Sunday, January 01, 2006

Construct meaning

Lawrence Lessig in his newest book "Free culture" makes arguments for the importance of intellectual creative content being freely available for reuse via the internet and other media. At least a large part of it should be freely or easily possible to copy with or without modification lest we fall into the trap of surrendering our culture to large entities that can afford to navigate the complex legal framework guarding intellectual "property". Ordinary people would be dispossessed of their culture.

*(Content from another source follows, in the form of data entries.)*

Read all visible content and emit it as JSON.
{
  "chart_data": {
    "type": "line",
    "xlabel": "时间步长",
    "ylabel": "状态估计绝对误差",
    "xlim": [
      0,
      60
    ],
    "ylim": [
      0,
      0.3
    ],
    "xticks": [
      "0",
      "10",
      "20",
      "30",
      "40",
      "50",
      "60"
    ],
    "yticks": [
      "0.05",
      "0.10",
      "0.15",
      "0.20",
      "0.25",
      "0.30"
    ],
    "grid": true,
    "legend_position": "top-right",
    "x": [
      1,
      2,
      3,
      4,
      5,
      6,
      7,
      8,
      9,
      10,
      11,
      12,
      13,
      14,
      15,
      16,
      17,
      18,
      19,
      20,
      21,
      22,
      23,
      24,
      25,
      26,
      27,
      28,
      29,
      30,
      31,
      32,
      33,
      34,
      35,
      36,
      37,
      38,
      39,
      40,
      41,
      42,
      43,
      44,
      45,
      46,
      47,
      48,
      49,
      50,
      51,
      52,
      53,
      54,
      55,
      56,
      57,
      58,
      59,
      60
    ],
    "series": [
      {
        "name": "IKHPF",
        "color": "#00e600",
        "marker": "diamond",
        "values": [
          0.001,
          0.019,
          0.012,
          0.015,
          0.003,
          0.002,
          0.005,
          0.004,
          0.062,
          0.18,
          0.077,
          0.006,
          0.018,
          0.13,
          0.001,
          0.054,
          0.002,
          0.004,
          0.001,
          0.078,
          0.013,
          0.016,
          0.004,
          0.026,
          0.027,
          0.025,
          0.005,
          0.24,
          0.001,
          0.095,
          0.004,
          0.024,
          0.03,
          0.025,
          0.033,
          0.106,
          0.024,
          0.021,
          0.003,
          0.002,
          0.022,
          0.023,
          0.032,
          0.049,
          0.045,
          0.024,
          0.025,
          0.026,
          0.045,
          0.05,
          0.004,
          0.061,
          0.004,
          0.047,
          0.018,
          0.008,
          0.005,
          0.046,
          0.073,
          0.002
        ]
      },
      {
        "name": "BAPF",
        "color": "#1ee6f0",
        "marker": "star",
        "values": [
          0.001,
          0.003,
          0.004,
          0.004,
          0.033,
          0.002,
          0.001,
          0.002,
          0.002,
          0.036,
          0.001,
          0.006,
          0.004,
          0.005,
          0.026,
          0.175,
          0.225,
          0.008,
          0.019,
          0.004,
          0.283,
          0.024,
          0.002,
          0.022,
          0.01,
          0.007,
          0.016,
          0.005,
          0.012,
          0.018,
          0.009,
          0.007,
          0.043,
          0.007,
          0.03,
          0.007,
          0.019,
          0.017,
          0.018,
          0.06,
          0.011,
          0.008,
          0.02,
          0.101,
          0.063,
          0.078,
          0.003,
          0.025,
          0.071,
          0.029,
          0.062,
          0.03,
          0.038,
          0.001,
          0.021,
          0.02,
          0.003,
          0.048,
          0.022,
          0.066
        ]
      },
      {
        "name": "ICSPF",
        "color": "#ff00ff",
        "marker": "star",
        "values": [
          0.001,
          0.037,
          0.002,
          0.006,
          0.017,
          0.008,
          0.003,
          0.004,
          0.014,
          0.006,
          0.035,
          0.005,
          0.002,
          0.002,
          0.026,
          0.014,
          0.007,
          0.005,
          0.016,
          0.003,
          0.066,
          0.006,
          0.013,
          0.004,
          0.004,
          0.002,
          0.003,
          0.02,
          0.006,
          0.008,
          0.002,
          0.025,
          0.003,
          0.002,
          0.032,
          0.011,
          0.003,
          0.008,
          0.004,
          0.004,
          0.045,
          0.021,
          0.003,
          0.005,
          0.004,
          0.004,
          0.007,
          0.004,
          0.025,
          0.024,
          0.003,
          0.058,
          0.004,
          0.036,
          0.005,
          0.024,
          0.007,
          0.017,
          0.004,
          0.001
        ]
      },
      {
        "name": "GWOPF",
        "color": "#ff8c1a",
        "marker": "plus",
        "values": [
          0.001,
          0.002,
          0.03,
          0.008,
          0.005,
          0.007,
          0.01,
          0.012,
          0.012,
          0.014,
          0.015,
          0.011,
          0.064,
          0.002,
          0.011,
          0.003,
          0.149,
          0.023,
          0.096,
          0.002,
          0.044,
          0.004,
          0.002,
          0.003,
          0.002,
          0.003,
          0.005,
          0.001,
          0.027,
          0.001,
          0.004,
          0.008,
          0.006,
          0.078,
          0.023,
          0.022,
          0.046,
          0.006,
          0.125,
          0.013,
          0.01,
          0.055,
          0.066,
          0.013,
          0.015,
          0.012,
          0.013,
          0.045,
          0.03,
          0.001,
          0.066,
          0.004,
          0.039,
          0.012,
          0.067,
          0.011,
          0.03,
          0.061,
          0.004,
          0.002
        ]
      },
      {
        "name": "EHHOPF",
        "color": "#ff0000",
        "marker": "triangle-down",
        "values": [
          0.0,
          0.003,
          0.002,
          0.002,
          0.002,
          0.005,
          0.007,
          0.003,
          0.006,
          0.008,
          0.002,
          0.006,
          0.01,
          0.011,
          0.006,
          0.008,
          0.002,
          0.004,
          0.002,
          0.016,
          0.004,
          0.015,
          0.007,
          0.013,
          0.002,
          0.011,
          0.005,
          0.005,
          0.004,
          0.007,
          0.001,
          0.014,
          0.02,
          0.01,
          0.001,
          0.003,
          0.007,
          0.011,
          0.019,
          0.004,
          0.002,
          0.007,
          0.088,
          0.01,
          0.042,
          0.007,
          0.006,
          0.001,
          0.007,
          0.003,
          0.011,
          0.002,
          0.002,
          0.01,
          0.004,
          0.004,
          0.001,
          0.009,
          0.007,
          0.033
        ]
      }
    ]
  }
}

And here is why it is important. The author asks a professional pedagogue or educationist about what it is that people do creating blogs, presentations, collages of music, images - nowadays much of it from the material borrowed/copied form the net. The answer is that they need to "construct meaning" for their lives in the world. This is a very deep statement about the role of culture which was always true but may be even more true in the current post-modern situation of man, in the age where we mostly produce and create abstractions no longer directly interacting with the material world. The modern world gives us more trouble with finding meaning, the sense of doubt about the significance of our actions is pervasive. Construction of meaning, or generation of culture, is a sort of necessary social psychotherapy and the common man cannot be deprived of the right to it giving it up to corporations, experts, governments.